Elisabeth Fritzl's Trauma Like 'Walking Dead'

Daughter imprisoned for 24 years faces tough road to recovery.

ByABC News
December 22, 2008, 12:15 PM

May 2, 2008 — -- The horror that Elisabeth Fritzl has endured is etched into her aging face.

The gruesome details made headlines in European papers this week when she was found in an Austrian basement after 24 years of imprisonment.

Reportedly raped by her father at age 11, drugged and cast in a dungeonlike cellar at 18, and for months tied to a pole and offered the choice of sex or starvation, the daughter of Josef Fritzl has paid a heavy price.

In her underground prison, Elisabeth Fritzl bore seven children through incest and was never allowed to see daylight or interact with anyone other than her tormentor father and her children.

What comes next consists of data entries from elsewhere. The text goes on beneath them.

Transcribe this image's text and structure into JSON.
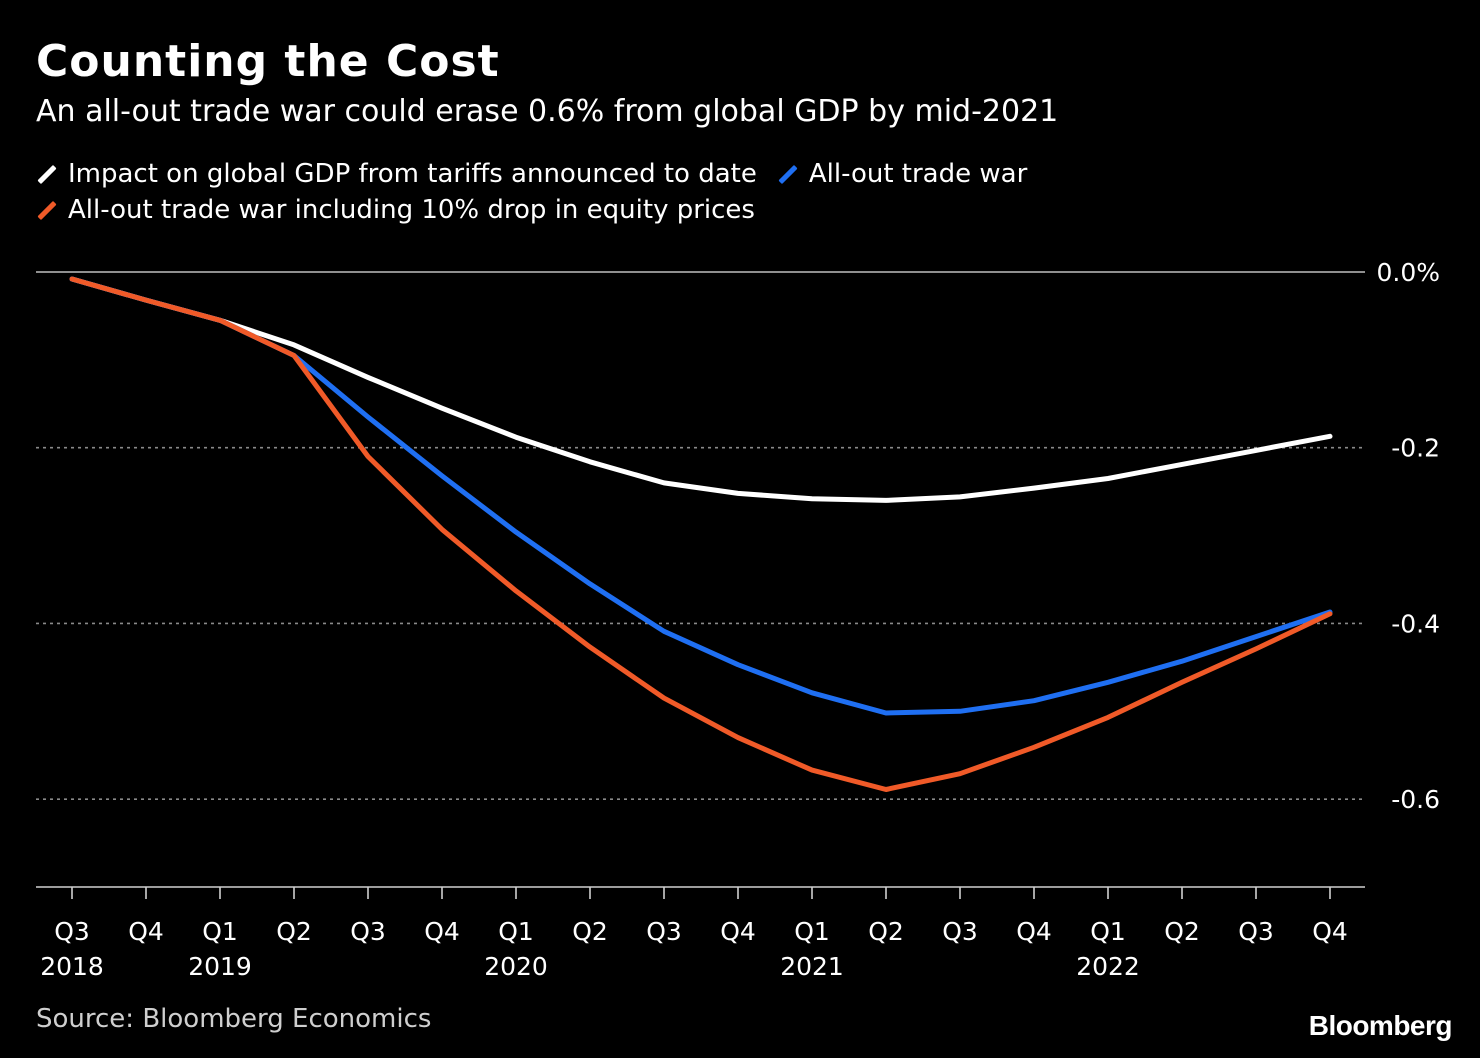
{
  "title": "Counting the Cost",
  "subtitle": "An all-out trade war could erase 0.6% from global GDP by mid-2021",
  "source": "Source: Bloomberg Economics",
  "brand": "Bloomberg",
  "colors": {
    "background": "#000000",
    "white_series": "#ffffff",
    "blue_series": "#1f6ff2",
    "orange_series": "#f05a28",
    "grid": "#8a8a8a"
  },
  "chart_data": {
    "type": "line",
    "x": [
      "Q3",
      "Q4",
      "Q1",
      "Q2",
      "Q3",
      "Q4",
      "Q1",
      "Q2",
      "Q3",
      "Q4",
      "Q1",
      "Q2",
      "Q3",
      "Q4",
      "Q1",
      "Q2",
      "Q3",
      "Q4"
    ],
    "x_year_labels": [
      {
        "index": 0,
        "label": "2018"
      },
      {
        "index": 2,
        "label": "2019"
      },
      {
        "index": 6,
        "label": "2020"
      },
      {
        "index": 10,
        "label": "2021"
      },
      {
        "index": 14,
        "label": "2022"
      }
    ],
    "series": [
      {
        "name": "Impact on global GDP from tariffs announced to date",
        "color": "#ffffff",
        "values": [
          -0.008,
          -0.032,
          -0.055,
          -0.083,
          -0.12,
          -0.155,
          -0.188,
          -0.216,
          -0.24,
          -0.252,
          -0.258,
          -0.26,
          -0.256,
          -0.246,
          -0.235,
          -0.219,
          -0.203,
          -0.187
        ]
      },
      {
        "name": "All-out trade war",
        "color": "#1f6ff2",
        "values": [
          -0.008,
          -0.032,
          -0.055,
          -0.095,
          -0.165,
          -0.232,
          -0.296,
          -0.355,
          -0.409,
          -0.447,
          -0.479,
          -0.502,
          -0.5,
          -0.488,
          -0.467,
          -0.443,
          -0.415,
          -0.387
        ]
      },
      {
        "name": "All-out trade war including 10% drop in equity prices",
        "color": "#f05a28",
        "values": [
          -0.008,
          -0.032,
          -0.055,
          -0.095,
          -0.21,
          -0.293,
          -0.363,
          -0.427,
          -0.485,
          -0.53,
          -0.567,
          -0.589,
          -0.571,
          -0.541,
          -0.507,
          -0.467,
          -0.429,
          -0.389
        ]
      }
    ],
    "yticks": [
      0.0,
      -0.2,
      -0.4,
      -0.6
    ],
    "ytick_labels": [
      "0.0%",
      "-0.2",
      "-0.4",
      "-0.6"
    ],
    "ylim": [
      -0.7,
      0.0
    ],
    "xlabel": "",
    "ylabel": "",
    "grid": true,
    "legend_position": "top-left"
  }
}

Now above ground and reunited with her mother and the three children she did not see for years, Fritzl looks haggard, hunched over, lined and gray. European media reports say the 42 year-old looks more like the sister of her 67-year-old mother than her daughter. And doctors say she will need an extensive, well-structured system of physical and psychiatric rehabilitation.

"This case is so unique, we can only look for approximations," Dr. Stuart Goldman, a psychiatrist at Harvard University's Children's Hospital in Boston, told ABCNEWS.com. "This would include long-term prisoners subject to extreme mental anguish and parents who have witnessed horrendous acts in some of the genocidal conflicts around the world."

Goldman has worked with Cambodian survivors of the atrocities of the Khmer Rouge. Like Fritzl, they appeared to function normally but were plagued with residual symptoms.

"Some say they 'died' back when the events were occurring and felt like the walking dead," he said. Similar effects of post-traumatic stress disorder have been observed among Holocaust survivors.

In her first medical exam since she was found in the basement, Austrian doctors said Fritzl's teeth were horrifically decayed. She and her three children have complicated medical problems, including vitamin D deficiency, anemia and bad posture. Kerstin, her 19-year-old daughter, is in an induced coma after collapsing last week. She is still in a critical condition and fighting for her life.

Vitamin D deficiency can cause rickets, a disease of malnutrition caused by lack of sun exposure that is rarely seen today, according to Goldman. As a result, her bones are likely weakened and deformed. Because of the cramped space, low ceilings and little opportunity to exercise, Fritzl may also have problems with movement.